Secondo le prime ricostruzioni, l’impatto ha interessato soprattutto la parte posteriore della vettura, il punto in cui era seduta Sara. I soccorsi sono intervenuti rapidamente e la donna è stata trasportata in ospedale, ma le ferite riportate si sono rivelate troppo gravi. Nonostante i tentativi dei medici, la trentanovenne è morta nelle ore successive al ricovero. Le altre amiche presenti a bordo sono rimaste ferite in modo meno serio, anche se una di loro avrebbe riportato diverse fratture. ”Fatali le lesioni riportate nello scontro causato, a quanto pare, da un automobilista che ha invaso la corsa di marcia. Sarebbe stato arrestato. Sara e le amiche tornavano all’albergo”, si legge sul Corriere di Arezzo.
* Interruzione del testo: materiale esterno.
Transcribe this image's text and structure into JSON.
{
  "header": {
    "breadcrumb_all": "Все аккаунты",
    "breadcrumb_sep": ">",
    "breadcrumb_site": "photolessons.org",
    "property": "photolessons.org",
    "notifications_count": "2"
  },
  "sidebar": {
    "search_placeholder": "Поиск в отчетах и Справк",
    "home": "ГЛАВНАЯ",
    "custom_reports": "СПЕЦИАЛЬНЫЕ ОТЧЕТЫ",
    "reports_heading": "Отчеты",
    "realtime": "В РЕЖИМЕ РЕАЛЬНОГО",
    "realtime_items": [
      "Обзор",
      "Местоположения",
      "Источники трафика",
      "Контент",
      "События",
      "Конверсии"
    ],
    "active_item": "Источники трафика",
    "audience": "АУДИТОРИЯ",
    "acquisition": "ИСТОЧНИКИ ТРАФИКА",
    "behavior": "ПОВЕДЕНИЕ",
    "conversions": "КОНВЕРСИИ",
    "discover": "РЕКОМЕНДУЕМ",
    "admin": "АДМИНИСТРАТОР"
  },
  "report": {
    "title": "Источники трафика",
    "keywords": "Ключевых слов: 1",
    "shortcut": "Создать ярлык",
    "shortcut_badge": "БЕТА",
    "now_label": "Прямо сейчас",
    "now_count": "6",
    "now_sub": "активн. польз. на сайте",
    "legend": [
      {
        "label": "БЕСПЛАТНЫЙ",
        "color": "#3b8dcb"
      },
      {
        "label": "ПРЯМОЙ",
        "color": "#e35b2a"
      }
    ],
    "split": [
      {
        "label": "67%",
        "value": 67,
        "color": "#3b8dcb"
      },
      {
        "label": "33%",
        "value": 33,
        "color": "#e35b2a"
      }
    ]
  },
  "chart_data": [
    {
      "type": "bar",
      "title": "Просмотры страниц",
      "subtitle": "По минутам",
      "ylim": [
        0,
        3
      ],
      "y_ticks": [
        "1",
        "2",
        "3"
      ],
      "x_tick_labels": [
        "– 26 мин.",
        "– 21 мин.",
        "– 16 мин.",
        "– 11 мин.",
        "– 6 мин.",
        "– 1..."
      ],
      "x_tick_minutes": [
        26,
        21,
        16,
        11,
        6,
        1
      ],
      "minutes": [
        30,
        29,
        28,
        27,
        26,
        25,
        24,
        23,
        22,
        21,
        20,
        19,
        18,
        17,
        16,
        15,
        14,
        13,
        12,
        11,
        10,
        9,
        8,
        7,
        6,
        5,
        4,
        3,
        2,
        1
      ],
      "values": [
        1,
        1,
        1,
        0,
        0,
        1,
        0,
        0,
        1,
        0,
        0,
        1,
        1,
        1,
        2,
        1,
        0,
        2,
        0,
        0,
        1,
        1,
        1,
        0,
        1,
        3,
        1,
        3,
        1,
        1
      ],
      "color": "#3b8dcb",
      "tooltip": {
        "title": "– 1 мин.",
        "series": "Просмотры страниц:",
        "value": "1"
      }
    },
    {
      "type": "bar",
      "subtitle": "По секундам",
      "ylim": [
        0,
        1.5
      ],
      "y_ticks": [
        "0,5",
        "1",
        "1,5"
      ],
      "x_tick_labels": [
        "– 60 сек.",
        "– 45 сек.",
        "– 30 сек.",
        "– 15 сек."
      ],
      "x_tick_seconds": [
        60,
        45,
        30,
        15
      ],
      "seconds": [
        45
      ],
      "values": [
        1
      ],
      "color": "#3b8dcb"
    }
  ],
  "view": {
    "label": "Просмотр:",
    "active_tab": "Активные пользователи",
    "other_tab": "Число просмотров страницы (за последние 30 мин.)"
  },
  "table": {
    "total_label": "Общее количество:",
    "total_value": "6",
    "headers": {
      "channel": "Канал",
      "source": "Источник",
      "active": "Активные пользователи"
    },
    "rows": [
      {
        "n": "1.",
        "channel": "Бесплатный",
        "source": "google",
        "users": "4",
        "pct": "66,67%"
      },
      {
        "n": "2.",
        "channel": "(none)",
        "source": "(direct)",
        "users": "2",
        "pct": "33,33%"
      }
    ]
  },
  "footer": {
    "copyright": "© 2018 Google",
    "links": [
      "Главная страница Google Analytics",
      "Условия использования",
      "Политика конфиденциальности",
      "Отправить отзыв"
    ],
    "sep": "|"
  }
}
Ora l’intera comunità aretina attende il rientro della salma in Italia, subordinato all’autorizzazione della magistratura greca che sta seguendo gli accertamenti sul caso. Nel frattempo restano il dolore, lo sgomento e il ricordo di una donna che, a pochi giorni dal matrimonio, stava vivendo uno dei periodi più importanti della sua esistenza. Una vita costruita con sacrificio, affetti e progetti per il futuro, spezzata improvvisamente durante quella che avrebbe dovuto essere soltanto una festa.